Раздвоение героя позволяет Феррейре расширить поле зрения. Воображение Невеса-первого раздвигает стены и впускает в комнату современность с собраниями различных политических группировок, литературными дебатами, вернисажами, театральными и кинопремьерами. Шаг из комнаты — и начинается царство аллегории. Ирония писателя направлена не столько против конкретных партий и литературных школ Португалии, объект ее должен пониматься шире, обобщеннее — это целые направления политической и эстетической мысли на Западе.
Даже гонимый с места на место своим отчаянием, Невес не теряет способность ориентироваться, задаваться вопросами, изучать. Все посещения им собраний и диспутов включены в общий философский контекст романа. Феррейра не случайно выводит фигуру неизвестного старичка, которого Невес то и дело обнаруживает спящим во время самых жарких дебатов. Этот глухой ко всему «свидетель» символизирует позицию, неприемлемую для писателя. При всей своей иронии Феррейра отнюдь не равнодушен к тем, кого описывает: далеко не в одинаковом ключе описаны «партия лысых» в черной одежде, пугающе знакомым жестом выбрасывающих вперед руку, и «партия мускулистых парней» в рабочих комбинезонах…
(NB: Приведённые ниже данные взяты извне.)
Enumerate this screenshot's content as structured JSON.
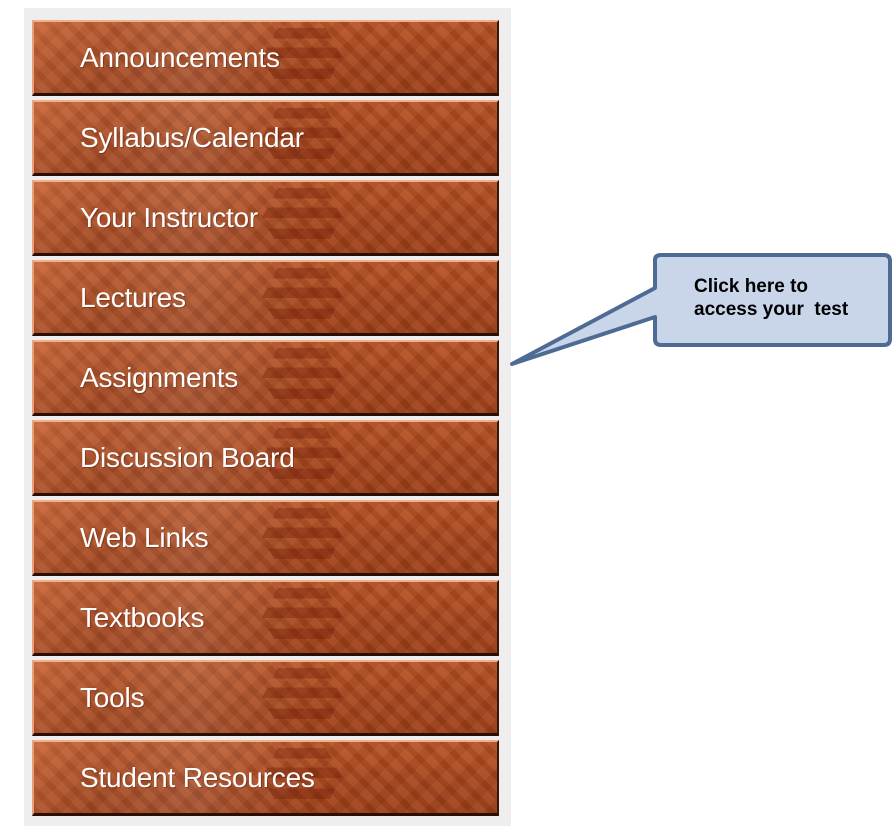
{
  "nav": {
    "items": [
      {
        "label": "Announcements"
      },
      {
        "label": "Syllabus/Calendar"
      },
      {
        "label": "Your Instructor"
      },
      {
        "label": "Lectures"
      },
      {
        "label": "Assignments"
      },
      {
        "label": "Discussion Board"
      },
      {
        "label": "Web Links"
      },
      {
        "label": "Textbooks"
      },
      {
        "label": "Tools"
      },
      {
        "label": "Student Resources"
      }
    ]
  },
  "callout": {
    "line1": "Click here to",
    "line2": "access your  test"
  },
  "colors": {
    "button_base": "#a7481f",
    "panel_bg": "#eeeeee",
    "callout_fill": "#c9d6ea",
    "callout_border": "#4e6b93"
  }
}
В отличие от похрапывающего старичка, Невес жадно стремится постичь объективное содержание эпохи. Что же ему мешает? Невес сбит с толку, он переживает кризис доверия к лозунгам, ярлыкам, демагогическим приемам в сочетании с модными терминами — ко всей этой псевдореволюционной словесной шелухе «левейших левых». Так что неприятие Невеса (и самого Феррейры) относится не к смыслу, который вкладывают в свои слова «мускулистые парни» на собрании, а к той особенности политической жизни на Западе, которая позволяет эти слова обесценивать. Невес рад бы разделить с «парнями» их энтузиазм — но что, если завтра ему попадется юнец, «цитирующий Маркса при покупке новой машины»? Герой Феррейры сожалеет, что среди людей, «взоры которых обращены к будущему», он «так плохо видит вдаль», что у него нет их молодости и сил, чтобы дотянуться до Истории, которая для него теперь «Слишком высокого роста».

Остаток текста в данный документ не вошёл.